Over the centuries, manuscripts were read, annotated, corrected, expanded, restored, dismantled and sometimes reassembled. They passed from hand to hand, moved between libraries, institutions and geographical areas, accumulating traces that reveal how they were used and reinterpreted by the communities that preserved them. The study of these layers of intervention allows scholars to reconstruct important aspects of medieval cultural history that often remain hidden when attention is limited to the transmitted text alone.
Two years after the international conference Uses and Reuses of the Manuscript Book in Medieval Southern Italy, previously presented in a MeMo story (MeMo in Dialogue with International Research), the reflections that emerged from that scholarly meeting have now been brought together in a volume that collects and further develops its results. Edited by Angela Cossu and Elvira Zambardi and published in the Bibliologia series by Brepols, the volume brings together contributions devoted to the material history of books, their circulation, and the transformations that shaped their transmission over the centuries.

The essays address a wide range of topics, from the movement of manuscripts across different regions to practices of reading and annotation, from the reuse of parchment fragments to the preservation history of illuminated codices. Together, they offer a multifaceted picture of the many ways in which books continued to live beyond the moment of their creation.

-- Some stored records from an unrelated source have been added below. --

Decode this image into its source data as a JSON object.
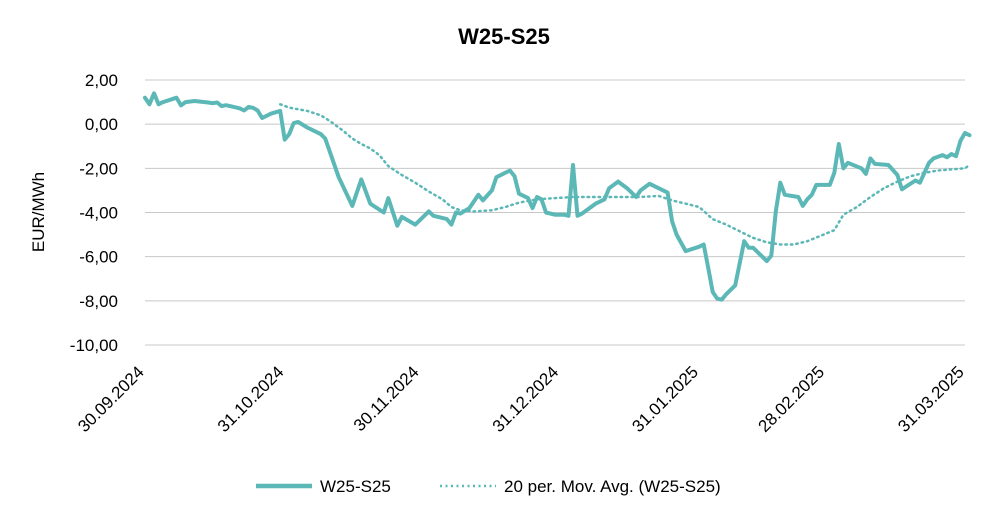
{
  "chart_data": {
    "type": "line",
    "title": "W25-S25",
    "ylabel": "EUR/MWh",
    "xlabel": "",
    "ylim": [
      -10,
      2
    ],
    "yticks": [
      "2,00",
      "0,00",
      "-2,00",
      "-4,00",
      "-6,00",
      "-8,00",
      "-10,00"
    ],
    "ytick_values": [
      2,
      0,
      -2,
      -4,
      -6,
      -8,
      -10
    ],
    "xlim": [
      "2024-09-30",
      "2025-03-31"
    ],
    "xticks": [
      "30.09.2024",
      "31.10.2024",
      "30.11.2024",
      "31.12.2024",
      "31.01.2025",
      "28.02.2025",
      "31.03.2025"
    ],
    "xtick_dates": [
      "2024-09-30",
      "2024-10-31",
      "2024-11-30",
      "2024-12-31",
      "2025-01-31",
      "2025-02-28",
      "2025-03-31"
    ],
    "grid": true,
    "legend_position": "bottom",
    "colors": {
      "series": "#5cb8b6",
      "grid": "#c8c8c8"
    },
    "series": [
      {
        "name": "W25-S25",
        "style": "solid",
        "points": [
          [
            "2024-09-30",
            1.2
          ],
          [
            "2024-10-01",
            0.9
          ],
          [
            "2024-10-02",
            1.4
          ],
          [
            "2024-10-03",
            0.9
          ],
          [
            "2024-10-04",
            1.0
          ],
          [
            "2024-10-07",
            1.2
          ],
          [
            "2024-10-08",
            0.85
          ],
          [
            "2024-10-09",
            1.0
          ],
          [
            "2024-10-11",
            1.05
          ],
          [
            "2024-10-14",
            0.98
          ],
          [
            "2024-10-15",
            0.95
          ],
          [
            "2024-10-16",
            0.98
          ],
          [
            "2024-10-17",
            0.82
          ],
          [
            "2024-10-18",
            0.86
          ],
          [
            "2024-10-21",
            0.72
          ],
          [
            "2024-10-22",
            0.62
          ],
          [
            "2024-10-23",
            0.78
          ],
          [
            "2024-10-24",
            0.74
          ],
          [
            "2024-10-25",
            0.62
          ],
          [
            "2024-10-26",
            0.28
          ],
          [
            "2024-10-28",
            0.48
          ],
          [
            "2024-10-30",
            0.6
          ],
          [
            "2024-10-31",
            -0.7
          ],
          [
            "2024-11-01",
            -0.45
          ],
          [
            "2024-11-02",
            0.05
          ],
          [
            "2024-11-03",
            0.1
          ],
          [
            "2024-11-05",
            -0.15
          ],
          [
            "2024-11-08",
            -0.45
          ],
          [
            "2024-11-09",
            -0.65
          ],
          [
            "2024-11-12",
            -2.4
          ],
          [
            "2024-11-15",
            -3.7
          ],
          [
            "2024-11-17",
            -2.5
          ],
          [
            "2024-11-19",
            -3.6
          ],
          [
            "2024-11-22",
            -4.0
          ],
          [
            "2024-11-23",
            -3.35
          ],
          [
            "2024-11-25",
            -4.6
          ],
          [
            "2024-11-26",
            -4.2
          ],
          [
            "2024-11-29",
            -4.55
          ],
          [
            "2024-11-30",
            -4.35
          ],
          [
            "2024-12-02",
            -3.95
          ],
          [
            "2024-12-03",
            -4.15
          ],
          [
            "2024-12-06",
            -4.3
          ],
          [
            "2024-12-07",
            -4.55
          ],
          [
            "2024-12-08",
            -4.0
          ],
          [
            "2024-12-09",
            -4.05
          ],
          [
            "2024-12-11",
            -3.8
          ],
          [
            "2024-12-13",
            -3.2
          ],
          [
            "2024-12-14",
            -3.45
          ],
          [
            "2024-12-16",
            -3.0
          ],
          [
            "2024-12-17",
            -2.4
          ],
          [
            "2024-12-20",
            -2.1
          ],
          [
            "2024-12-21",
            -2.35
          ],
          [
            "2024-12-22",
            -3.15
          ],
          [
            "2024-12-24",
            -3.35
          ],
          [
            "2024-12-25",
            -3.8
          ],
          [
            "2024-12-26",
            -3.3
          ],
          [
            "2024-12-27",
            -3.4
          ],
          [
            "2024-12-28",
            -4.0
          ],
          [
            "2024-12-30",
            -4.1
          ],
          [
            "2025-01-01",
            -4.1
          ],
          [
            "2025-01-02",
            -4.15
          ],
          [
            "2025-01-03",
            -1.85
          ],
          [
            "2025-01-04",
            -4.15
          ],
          [
            "2025-01-05",
            -4.05
          ],
          [
            "2025-01-08",
            -3.6
          ],
          [
            "2025-01-10",
            -3.4
          ],
          [
            "2025-01-11",
            -2.9
          ],
          [
            "2025-01-13",
            -2.6
          ],
          [
            "2025-01-15",
            -2.9
          ],
          [
            "2025-01-17",
            -3.3
          ],
          [
            "2025-01-18",
            -3.0
          ],
          [
            "2025-01-20",
            -2.7
          ],
          [
            "2025-01-22",
            -2.9
          ],
          [
            "2025-01-24",
            -3.1
          ],
          [
            "2025-01-25",
            -4.4
          ],
          [
            "2025-01-26",
            -5.0
          ],
          [
            "2025-01-28",
            -5.75
          ],
          [
            "2025-01-31",
            -5.55
          ],
          [
            "2025-02-01",
            -5.45
          ],
          [
            "2025-02-02",
            -6.5
          ],
          [
            "2025-02-03",
            -7.6
          ],
          [
            "2025-02-04",
            -7.9
          ],
          [
            "2025-02-05",
            -7.95
          ],
          [
            "2025-02-06",
            -7.7
          ],
          [
            "2025-02-08",
            -7.3
          ],
          [
            "2025-02-10",
            -5.3
          ],
          [
            "2025-02-11",
            -5.6
          ],
          [
            "2025-02-12",
            -5.6
          ],
          [
            "2025-02-15",
            -6.2
          ],
          [
            "2025-02-16",
            -5.95
          ],
          [
            "2025-02-17",
            -3.95
          ],
          [
            "2025-02-18",
            -2.65
          ],
          [
            "2025-02-19",
            -3.2
          ],
          [
            "2025-02-22",
            -3.3
          ],
          [
            "2025-02-23",
            -3.7
          ],
          [
            "2025-02-24",
            -3.4
          ],
          [
            "2025-02-25",
            -3.2
          ],
          [
            "2025-02-26",
            -2.75
          ],
          [
            "2025-03-01",
            -2.75
          ],
          [
            "2025-03-02",
            -2.2
          ],
          [
            "2025-03-03",
            -0.9
          ],
          [
            "2025-03-04",
            -2.0
          ],
          [
            "2025-03-05",
            -1.75
          ],
          [
            "2025-03-08",
            -2.0
          ],
          [
            "2025-03-09",
            -2.25
          ],
          [
            "2025-03-10",
            -1.55
          ],
          [
            "2025-03-11",
            -1.8
          ],
          [
            "2025-03-14",
            -1.85
          ],
          [
            "2025-03-16",
            -2.3
          ],
          [
            "2025-03-17",
            -2.95
          ],
          [
            "2025-03-20",
            -2.55
          ],
          [
            "2025-03-21",
            -2.65
          ],
          [
            "2025-03-23",
            -1.75
          ],
          [
            "2025-03-24",
            -1.55
          ],
          [
            "2025-03-26",
            -1.4
          ],
          [
            "2025-03-27",
            -1.5
          ],
          [
            "2025-03-28",
            -1.35
          ],
          [
            "2025-03-29",
            -1.45
          ],
          [
            "2025-03-30",
            -0.75
          ],
          [
            "2025-03-31",
            -0.4
          ],
          [
            "2025-04-01",
            -0.5
          ]
        ]
      },
      {
        "name": "20 per. Mov. Avg. (W25-S25)",
        "style": "dotted",
        "points": [
          [
            "2024-10-30",
            0.9
          ],
          [
            "2024-11-01",
            0.75
          ],
          [
            "2024-11-05",
            0.6
          ],
          [
            "2024-11-08",
            0.4
          ],
          [
            "2024-11-10",
            0.15
          ],
          [
            "2024-11-13",
            -0.3
          ],
          [
            "2024-11-15",
            -0.65
          ],
          [
            "2024-11-17",
            -0.9
          ],
          [
            "2024-11-19",
            -1.1
          ],
          [
            "2024-11-21",
            -1.4
          ],
          [
            "2024-11-23",
            -1.9
          ],
          [
            "2024-11-26",
            -2.3
          ],
          [
            "2024-11-29",
            -2.65
          ],
          [
            "2024-12-02",
            -3.05
          ],
          [
            "2024-12-05",
            -3.4
          ],
          [
            "2024-12-07",
            -3.75
          ],
          [
            "2024-12-09",
            -3.9
          ],
          [
            "2024-12-12",
            -3.95
          ],
          [
            "2024-12-16",
            -3.9
          ],
          [
            "2024-12-19",
            -3.75
          ],
          [
            "2024-12-22",
            -3.55
          ],
          [
            "2024-12-26",
            -3.4
          ],
          [
            "2024-12-30",
            -3.35
          ],
          [
            "2025-01-03",
            -3.3
          ],
          [
            "2025-01-08",
            -3.3
          ],
          [
            "2025-01-13",
            -3.3
          ],
          [
            "2025-01-18",
            -3.3
          ],
          [
            "2025-01-22",
            -3.25
          ],
          [
            "2025-01-25",
            -3.45
          ],
          [
            "2025-01-28",
            -3.6
          ],
          [
            "2025-01-31",
            -3.75
          ],
          [
            "2025-02-03",
            -4.3
          ],
          [
            "2025-02-06",
            -4.55
          ],
          [
            "2025-02-09",
            -4.85
          ],
          [
            "2025-02-12",
            -5.15
          ],
          [
            "2025-02-15",
            -5.35
          ],
          [
            "2025-02-18",
            -5.45
          ],
          [
            "2025-02-21",
            -5.45
          ],
          [
            "2025-02-24",
            -5.3
          ],
          [
            "2025-02-27",
            -5.05
          ],
          [
            "2025-03-02",
            -4.8
          ],
          [
            "2025-03-04",
            -4.1
          ],
          [
            "2025-03-07",
            -3.75
          ],
          [
            "2025-03-10",
            -3.3
          ],
          [
            "2025-03-13",
            -2.9
          ],
          [
            "2025-03-16",
            -2.6
          ],
          [
            "2025-03-19",
            -2.35
          ],
          [
            "2025-03-22",
            -2.2
          ],
          [
            "2025-03-25",
            -2.1
          ],
          [
            "2025-03-28",
            -2.05
          ],
          [
            "2025-03-31",
            -2.0
          ],
          [
            "2025-04-01",
            -1.85
          ]
        ]
      }
    ]
  }
}
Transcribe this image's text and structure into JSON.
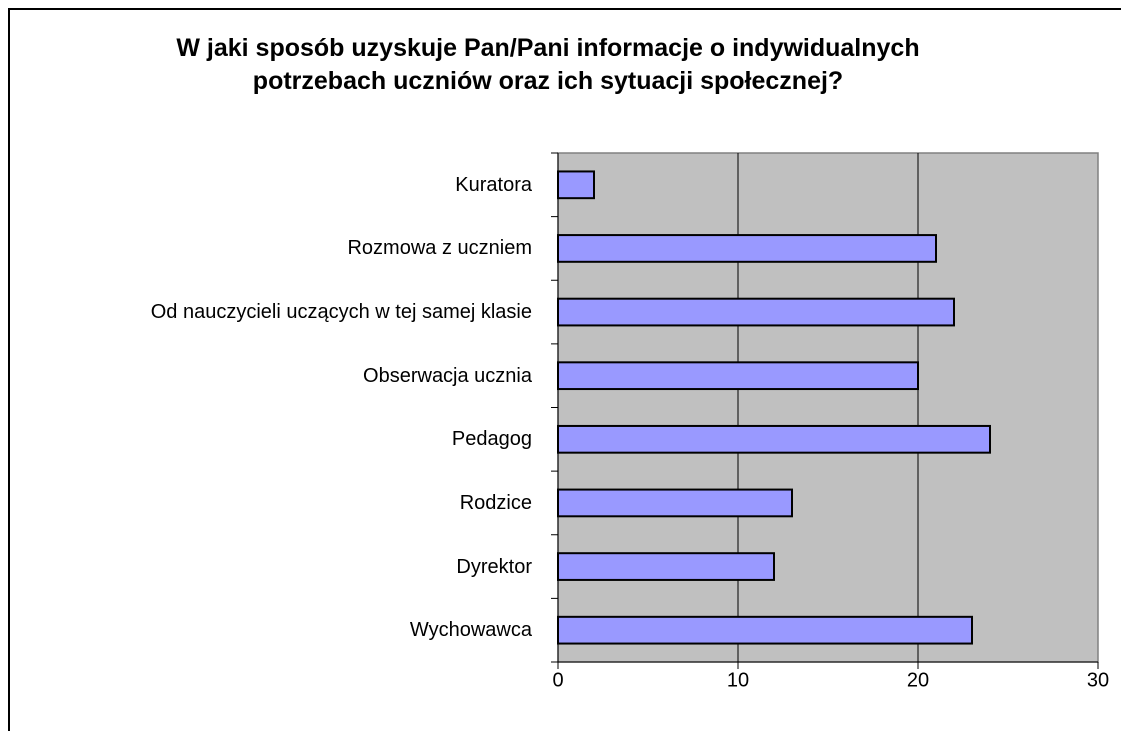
{
  "chart_data": {
    "type": "bar",
    "orientation": "horizontal",
    "title": "W jaki sposób uzyskuje Pan/Pani informacje o indywidualnych potrzebach uczniów oraz ich sytuacji społecznej?",
    "categories": [
      "Kuratora",
      "Rozmowa z uczniem",
      "Od nauczycieli uczących w tej samej klasie",
      "Obserwacja ucznia",
      "Pedagog",
      "Rodzice",
      "Dyrektor",
      "Wychowawca"
    ],
    "values": [
      2,
      21,
      22,
      20,
      24,
      13,
      12,
      23
    ],
    "color": "#9999ff",
    "xlim": [
      0,
      30
    ],
    "xticks": [
      0,
      10,
      20,
      30
    ],
    "grid": true
  }
}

Particularly significant is the volume’s connection with the Memory of Montecassino (MeMo) project. Both editors have been actively involved in the project, and many of the issues explored in the collection closely engage with themes central to MeMo: the circulation of books, the reconstruction of cultural networks, and the study of the traces left by readers, scholars and institutions over time.
The publication thus represents an important contribution to the study of medieval book culture in Southern Italy and bears witness to the vitality of a field of research that views manuscripts not as static objects, but as protagonists of complex histories shaped by encounters, movements, transformations and continuous processes of rediscovery.